14      In the present case, as regards the appellant’s arguments summarised in paragraphs 7 to 9 of the present order, relating to the General Court’s failure to have regard for its own case-law and that of the Court of Justice when assessing the similarity of the signs at issue, it must be recalled that the claim that the General Court disregarded its own case-law or that of the Court of Justice is not, in itself, sufficient to establish, in accordance with the burden of proof which lies with the person requesting that an appeal be allowed to proceed, that that appeal raises an issue that is significant with respect to the unity, consistency and development of EU law; to that end, the appellant must comply with all the requirements set out in paragraph 12 of the present order (see, by analogy, order of 6 April 2022, Sanford v EUIPO, C-19/22 P, not published, EU:C:2022:262, paragraph 18 and the case-law cited).

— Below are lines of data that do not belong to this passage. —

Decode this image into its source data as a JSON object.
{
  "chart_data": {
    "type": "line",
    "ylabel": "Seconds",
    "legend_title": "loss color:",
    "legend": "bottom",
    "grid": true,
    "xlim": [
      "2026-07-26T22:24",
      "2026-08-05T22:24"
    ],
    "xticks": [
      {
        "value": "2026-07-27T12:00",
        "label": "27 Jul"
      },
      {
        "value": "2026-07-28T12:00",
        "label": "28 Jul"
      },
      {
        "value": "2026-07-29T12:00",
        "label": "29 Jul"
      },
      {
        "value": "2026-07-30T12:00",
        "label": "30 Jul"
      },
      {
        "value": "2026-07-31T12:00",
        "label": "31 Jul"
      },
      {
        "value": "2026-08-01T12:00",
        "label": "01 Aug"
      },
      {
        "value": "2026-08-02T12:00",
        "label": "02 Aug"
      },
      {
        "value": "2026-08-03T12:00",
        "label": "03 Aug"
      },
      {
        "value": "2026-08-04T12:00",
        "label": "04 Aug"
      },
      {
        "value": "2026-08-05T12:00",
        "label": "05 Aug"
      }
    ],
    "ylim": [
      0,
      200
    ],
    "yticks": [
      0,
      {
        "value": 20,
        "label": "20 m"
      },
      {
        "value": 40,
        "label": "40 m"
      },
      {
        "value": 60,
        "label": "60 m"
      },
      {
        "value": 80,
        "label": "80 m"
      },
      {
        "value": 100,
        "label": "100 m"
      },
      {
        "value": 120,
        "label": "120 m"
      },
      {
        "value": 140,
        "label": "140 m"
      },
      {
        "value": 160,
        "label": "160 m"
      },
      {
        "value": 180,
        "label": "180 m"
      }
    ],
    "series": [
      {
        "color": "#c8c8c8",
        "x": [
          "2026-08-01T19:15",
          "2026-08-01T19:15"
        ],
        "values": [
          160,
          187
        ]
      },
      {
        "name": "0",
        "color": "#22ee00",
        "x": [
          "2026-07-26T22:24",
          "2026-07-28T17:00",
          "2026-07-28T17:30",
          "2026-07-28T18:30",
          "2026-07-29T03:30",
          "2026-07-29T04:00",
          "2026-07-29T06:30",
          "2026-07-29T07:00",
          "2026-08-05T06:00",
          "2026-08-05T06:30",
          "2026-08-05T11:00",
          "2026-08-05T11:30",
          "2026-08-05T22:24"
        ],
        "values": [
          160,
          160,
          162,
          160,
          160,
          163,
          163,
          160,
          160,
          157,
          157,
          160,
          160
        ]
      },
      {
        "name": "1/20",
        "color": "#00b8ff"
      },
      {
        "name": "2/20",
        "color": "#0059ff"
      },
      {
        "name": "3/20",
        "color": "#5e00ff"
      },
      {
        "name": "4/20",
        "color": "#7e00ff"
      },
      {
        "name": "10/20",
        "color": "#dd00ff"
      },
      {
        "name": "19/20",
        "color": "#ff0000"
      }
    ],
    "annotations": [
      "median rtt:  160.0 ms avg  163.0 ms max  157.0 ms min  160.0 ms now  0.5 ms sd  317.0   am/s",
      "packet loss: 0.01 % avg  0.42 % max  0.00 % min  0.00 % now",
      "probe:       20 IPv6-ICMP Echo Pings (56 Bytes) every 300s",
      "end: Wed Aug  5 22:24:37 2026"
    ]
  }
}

15      It must be noted that, in the present case, the appellant merely puts forward arguments of a general nature, without, however, setting out clearly and precisely the reasons why the alleged contradiction between the General Court’s findings and the case-law of the General Court and of the Court of Justice raises an issue that is significant with respect to the unity, consistency and development of EU law that would justify the appeal being allowed to proceed.

16      In those circumstances, it must be held that the request submitted by the appellant is not capable of establishing that the appeal raises an issue that is significant with respect to the unity, consistency or development of EU law.

17      In the light of the foregoing considerations, the appeal should not be allowed to proceed.

 Costs

18      Under Article 137 of the Rules of Procedure, applicable to proceedings on appeal pursuant to Article 184(1) of those rules, a decision as to costs is to be given in the order which closes the proceedings.

19      Since the present order was adopted before the appeal was served on the other parties to the proceedings and, therefore, before they could have incurred costs, it is appropriate to decide that the appellant is to bear its own costs.

On those grounds, the Court (Chamber determining whether appeals may proceed) hereby orders:

1.      The appeal is not allowed to proceed.

2.      Tigercat International Inc. shall bear its own costs.

Luxembourg, 5 December 2022.

A. Calot Escobar

 

L. Bay Larsen

Registrar

 

President of the Chamber determining whether appeals may proceed

*      Language of the case: English.